Sunday, October 10, 2010

Two steps forward, one step back

I am having a great weekend with my beloved parents, and trying hard not to gain any more weight, since between my fat layer and the not-so-shrinking hematoma, I am running out of clothing options.  Remember that Tuesday, Wednesday and Thursday of next week Mr.H and I are doing a juice fast, and anyone else who wants to do it with us is welcome.  All that is needed is a juicer (borrow one for 3 days if you don't have one), a lot of carrots, celery, cucumber, red beets, parsnips, zucchini, spinach, cauliflower and cabbage.  For a treat, in the evenings, we usually have melon cubes instead of juicing it, this is just our tradition, although strictly not really allowed as part of a liquid fast. We also forego coffee, non herbal tea and soy or almond milk (we are mostly vegan, so we don't have regular milk in the house anyway).

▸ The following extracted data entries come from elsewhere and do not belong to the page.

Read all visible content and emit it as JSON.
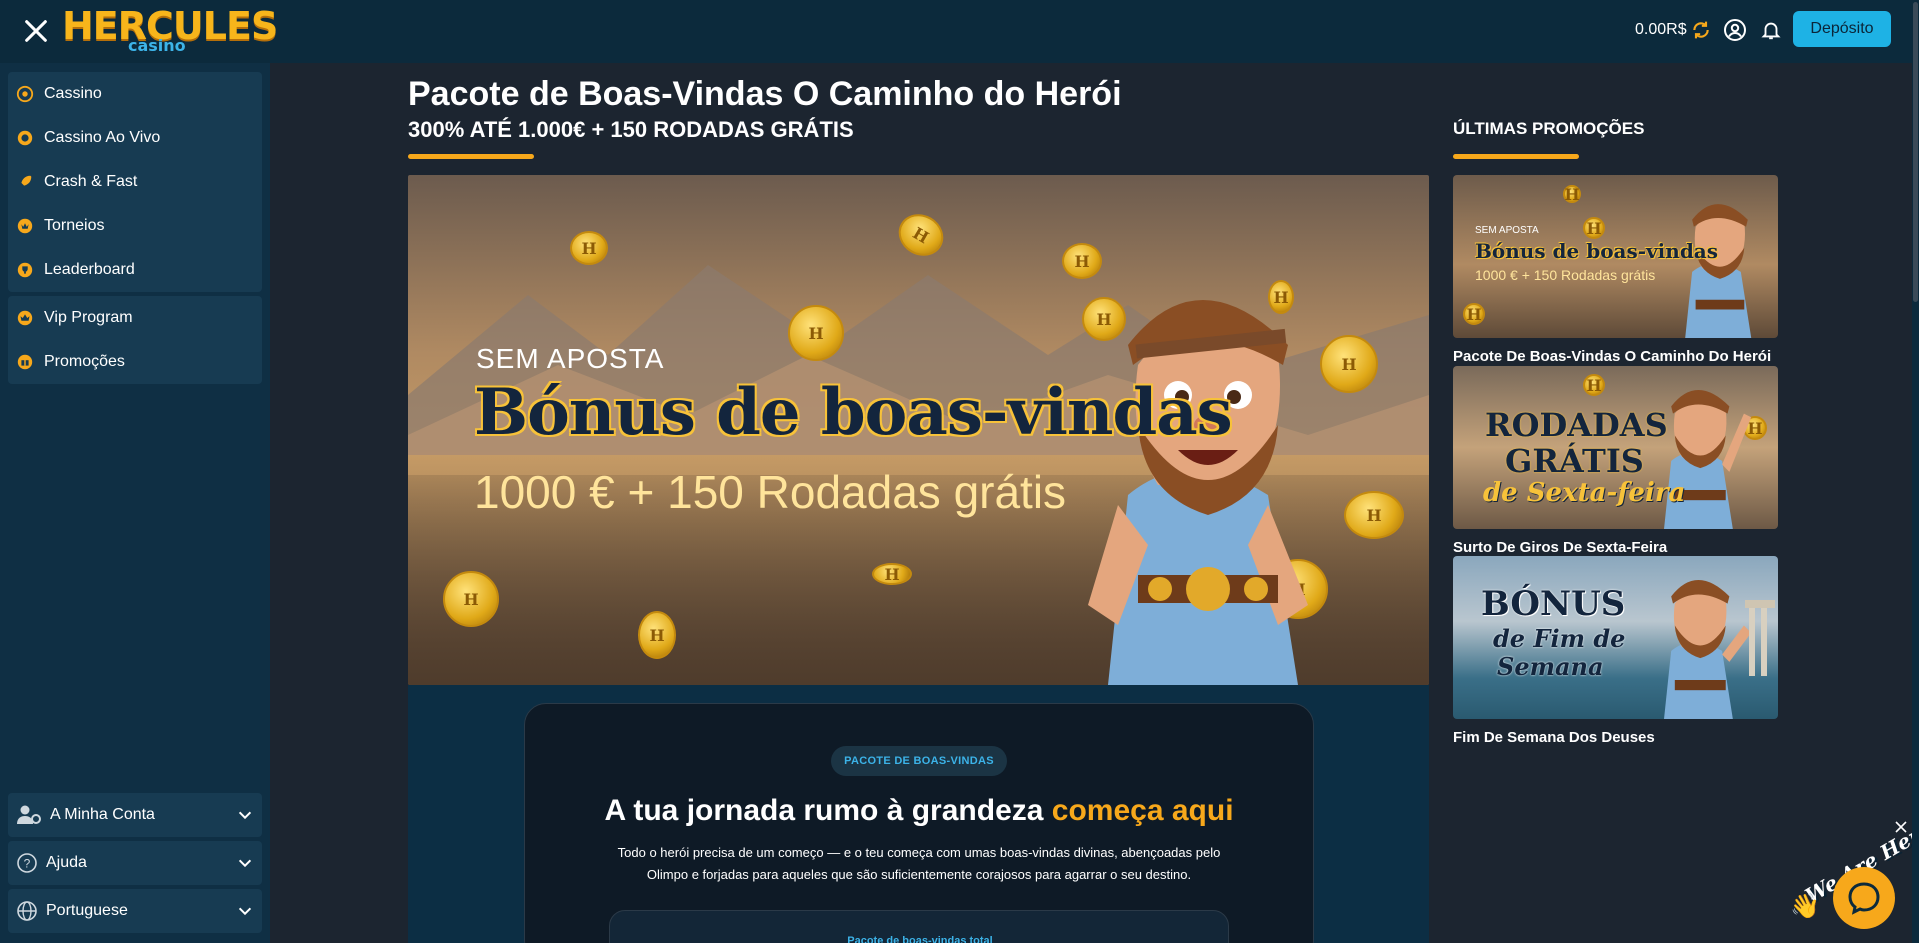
{
  "header": {
    "logo_main": "HERCULES",
    "logo_sub": "casino",
    "balance": "0.00R$",
    "deposit_label": "Depósito"
  },
  "sidebar": {
    "group1": [
      {
        "label": "Cassino",
        "icon": "cassino-icon"
      },
      {
        "label": "Cassino Ao Vivo",
        "icon": "live-casino-icon"
      },
      {
        "label": "Crash & Fast",
        "icon": "rocket-icon"
      },
      {
        "label": "Torneios",
        "icon": "tournament-icon"
      },
      {
        "label": "Leaderboard",
        "icon": "trophy-icon"
      }
    ],
    "group2": [
      {
        "label": "Vip Program",
        "icon": "crown-icon"
      },
      {
        "label": "Promoções",
        "icon": "gift-icon"
      }
    ],
    "bottom": [
      {
        "label": "A Minha Conta",
        "icon": "account-settings-icon"
      },
      {
        "label": "Ajuda",
        "icon": "help-icon"
      },
      {
        "label": "Portuguese",
        "icon": "globe-icon"
      }
    ]
  },
  "main": {
    "title": "Pacote de Boas-Vindas O Caminho do Herói",
    "subtitle": "300% ATÉ 1.000€ + 150 RODADAS GRÁTIS",
    "hero": {
      "tag": "SEM APOSTA",
      "headline": "Bónus de boas-vindas",
      "amount": "1000 € + 150 Rodadas grátis"
    },
    "info": {
      "pill": "PACOTE DE BOAS-VINDAS",
      "heading_start": "A tua jornada rumo à grandeza ",
      "heading_accent": "começa aqui",
      "text": "Todo o herói precisa de um começo — e o teu começa com umas boas-vindas divinas, abençoadas pelo Olimpo e forjadas para aqueles que são suficientemente corajosos para agarrar o seu destino.",
      "inner_label": "Pacote de boas-vindas total"
    }
  },
  "promotions": {
    "title": "ÚLTIMAS PROMOÇÕES",
    "items": [
      {
        "label": "Pacote De Boas-Vindas O Caminho Do Herói",
        "img_tag": "SEM APOSTA",
        "img_line1": "Bónus de boas-vindas",
        "img_line2": "1000 € + 150 Rodadas grátis"
      },
      {
        "label": "Surto De Giros De Sexta-Feira",
        "img_line1": "RODADAS",
        "img_line2": "GRÁTIS",
        "img_line3": "de Sexta-feira"
      },
      {
        "label": "Fim De Semana Dos Deuses",
        "img_line1": "BÓNUS",
        "img_line2": "de Fim de",
        "img_line3": "Semana"
      }
    ]
  },
  "chat": {
    "text": "We Are Here!"
  },
  "colors": {
    "accent": "#f7a81b",
    "brand_blue": "#1eb2e5",
    "header_bg": "#0c2a3c",
    "sidebar_bg": "#0f2f44",
    "main_bg": "#1c2530"
  }
}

During this lovely sunny afternoon of reading on the grass, I have started thinking about linear versus non linear ways of progressing along a given path.  I then, of course, thought about my own path, and started musing.  I know that I said I would not be posting during this rest weekend, but I felt like putting my thoughts on paper, in no particular order, so here they are:

In a slow, lengthy labour, the baby's head is being pushed forward by the uterine contractions and the maternal effort, and from the outside, one can see it descending a minuscule little with each contraction.  However, once the contraction stops, it slips back up, not to be seen again until the next contraction.  To the untrained eye, looking from the outside, it might seem that any ground that is gained by the baby and mom during a contraction is completely lost immediately afterwards, as if the fetal head is simply rocking back and forth, without advancing at all.

In reality though, through this "two steps forward, one step back" method, there is usually progress made, little by little.  (Not always, of course, that's why we still need C-sections).  This is not unlike my own reproductive life so far.  I became pregnant with the first IVF, only to completely lose the baby and to feel as if I had gained nothing and I was still back to square one.  In reality, thanks to Adrian's existence, I did learned that I could get pregnant, and that I had an incompetent cervix, for which I got the TAC surgery.  I then continued to transfer one frozen embryo at a time, and got only briefly pregnant, learning in the end that I should try to transfer two, at least of the frozen ones, if I ever want to get pregnant before menopause hits.

All of these steps forward that are then followed by defeats seem to bring me back to square one.  Is this feeling born out of frustration accurate though?  Haven't I learned a lot about my body along the way, about what it can and cannot do?  Aside from incompetent cervix issues, and specific IVF issues such as doses of medications that create a good response versus an unsatisfactory one, I have also learned that this TAC surgery, somewhat similar to a C-section, is really not hard at all, and that I could probably sail through a couple of C-sections without much complaining and with only a handful of regular tylenol tablets.  To think that when I have started the route towards pregnancy, my biggest fear was that of a C-section!  ha! what was I thinking?  (actually another equally big fear was that of pooping in public, but that particular fear went out the window when I had antibiotic induced diarrhea while in Trendelenburg for a whole two days, one of which was New Year's Eve at midnight.  No, I kid you not, this is how MrH and I spent our New Year's 2010, me expelling my gut contents against gravity, him cleaning me up.  Talk about a shitty holiday!)

Some women's journey through pregnancy is a linear casual walk, without twists and turns.  Mine has been very much a dance, covering the entire dance floor in forward-and-back patterns.  From the middle of the floor, I cannot see whether we are advancing towards the exit or simply spinning in place.  From the outside however, and by comparison with other natural processes that seamingly linger but in reality progress, I can only hope that at some point we will see the finish line... preferably before I collapse off my high heels.